While in Shanghai, the UND Trio will have a chance to meet students at USST and learn from each other. USST is primarily an Engineering and Business School but the students immediately and intuitively understand the importance of music as a form of creative expression.

"A lot of the programs at the Center touch on what it means to live in a diverse society, so the fact that the trio is composed of extremely good musicians from three very different backgrounds are quite serendipitous, but also very American," Tarlin said.

Tarlin, who lived in Grand Forks from 1995-2010, was the executive director of the Greater Grand Forks Symphony for much of her time in the city.

Returning Home

Along with performing, the Trio will have the opportunity to immerse themselves into the culture.

"They will be staying with host families, so they will get a first-hand experience of living with people in Japanese homes," Sugiura said. "They will have a valuable cultural experience in Japan."

This trip will be Vargas' second to Japan for music.
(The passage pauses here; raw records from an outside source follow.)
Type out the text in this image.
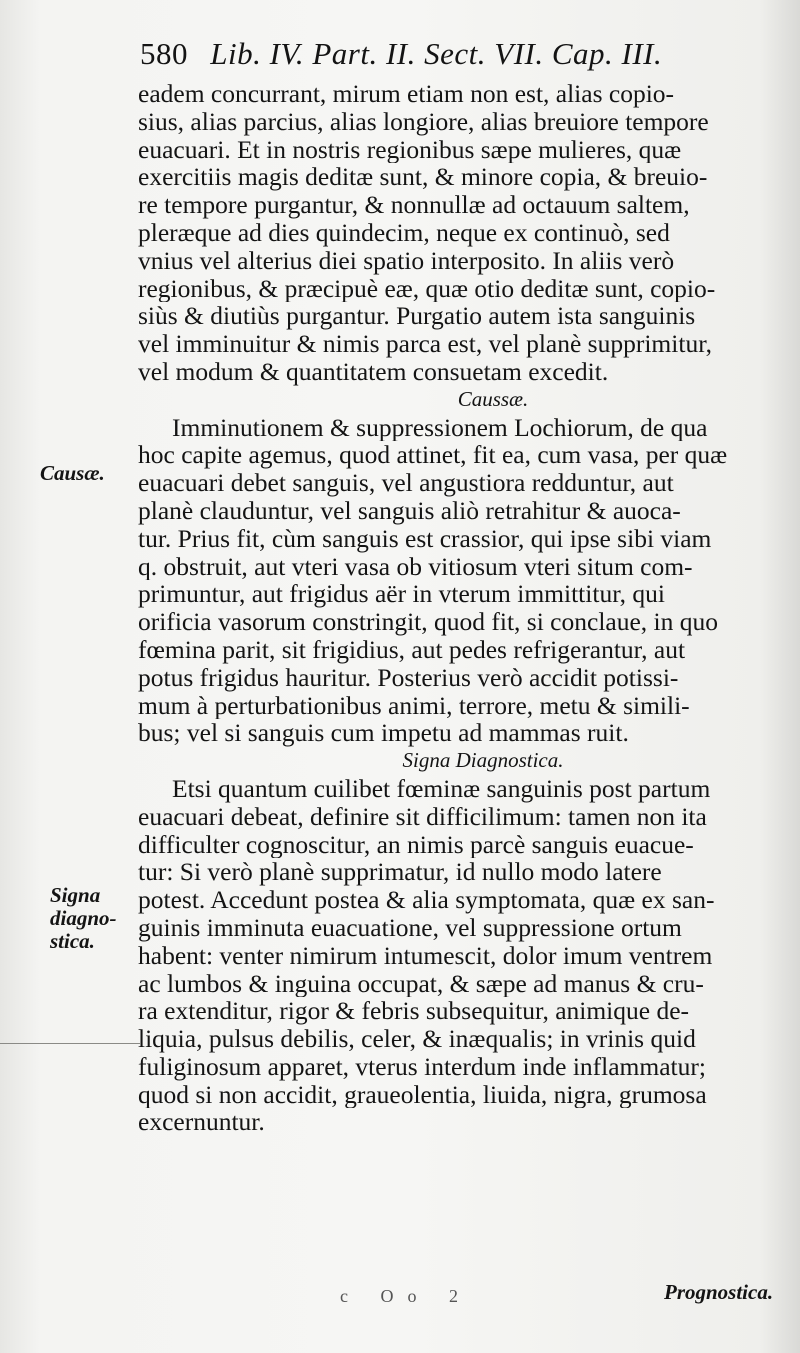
580 Lib. IV. Part. II. Sect. VII. Cap. III.
Causæ.
Signa
diagno-
stica.
eadem concurrant, mirum etiam non est, alias copio-
sius, alias parcius, alias longiore, alias breuiore tempore
euacuari. Et in nostris regionibus sæpe mulieres, quæ
exercitiis magis deditæ sunt, & minore copia, & breuio-
re tempore purgantur, & nonnullæ ad octauum saltem,
pleræque ad dies quindecim, neque ex continuò, sed
vnius vel alterius diei spatio interposito. In aliis verò
regionibus, & præcipuè eæ, quæ otio deditæ sunt, copio-
siùs & diutiùs purgantur. Purgatio autem ista sanguinis
vel imminuitur & nimis parca est, vel planè supprimitur,
vel modum & quantitatem consuetam excedit.
Caussæ.
Imminutionem & suppressionem Lochiorum, de qua
hoc capite agemus, quod attinet, fit ea, cum vasa, per quæ
euacuari debet sanguis, vel angustiora redduntur, aut
planè clauduntur, vel sanguis aliò retrahitur & auoca-
tur. Prius fit, cùm sanguis est crassior, qui ipse sibi viam
q. obstruit, aut vteri vasa ob vitiosum vteri situm com-
primuntur, aut frigidus aër in vterum immittitur, qui
orificia vasorum constringit, quod fit, si conclaue, in quo
fœmina parit, sit frigidius, aut pedes refrigerantur, aut
potus frigidus hauritur. Posterius verò accidit potissi-
mum à perturbationibus animi, terrore, metu & simili-
bus; vel si sanguis cum impetu ad mammas ruit.
Signa Diagnostica.
Etsi quantum cuilibet fœminæ sanguinis post partum
euacuari debeat, definire sit difficilimum: tamen non ita
difficulter cognoscitur, an nimis parcè sanguis euacue-
tur: Si verò planè supprimatur, id nullo modo latere
potest. Accedunt postea & alia symptomata, quæ ex san-
guinis imminuta euacuatione, vel suppressione ortum
habent: venter nimirum intumescit, dolor imum ventrem
ac lumbos & inguina occupat, & sæpe ad manus & cru-
ra extenditur, rigor & febris subsequitur, animique de-
liquia, pulsus debilis, celer, & inæqualis; in vrinis quid
fuliginosum apparet, vterus interdum inde inflammatur;
quod si non accidit, graueolentia, liuida, nigra, grumosa
excernuntur.
c Oo 2	Prognostica.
"It's a wonderful experience because not only does it give us a chance to perform in another country, but also it provides us the chance to meet other musicians, to make connections with people, and to help promote ourselves as musicians."

For Sugiura, it's a return to his native country.

"I am very proud to be part of this trip representing the collaboration work of UND and the city of Grand Forks. We are extremely fortunate to have many strong supporters for our music program," Sugiura said. "I want people in Japan and China to know how great UND and Grand Forks are.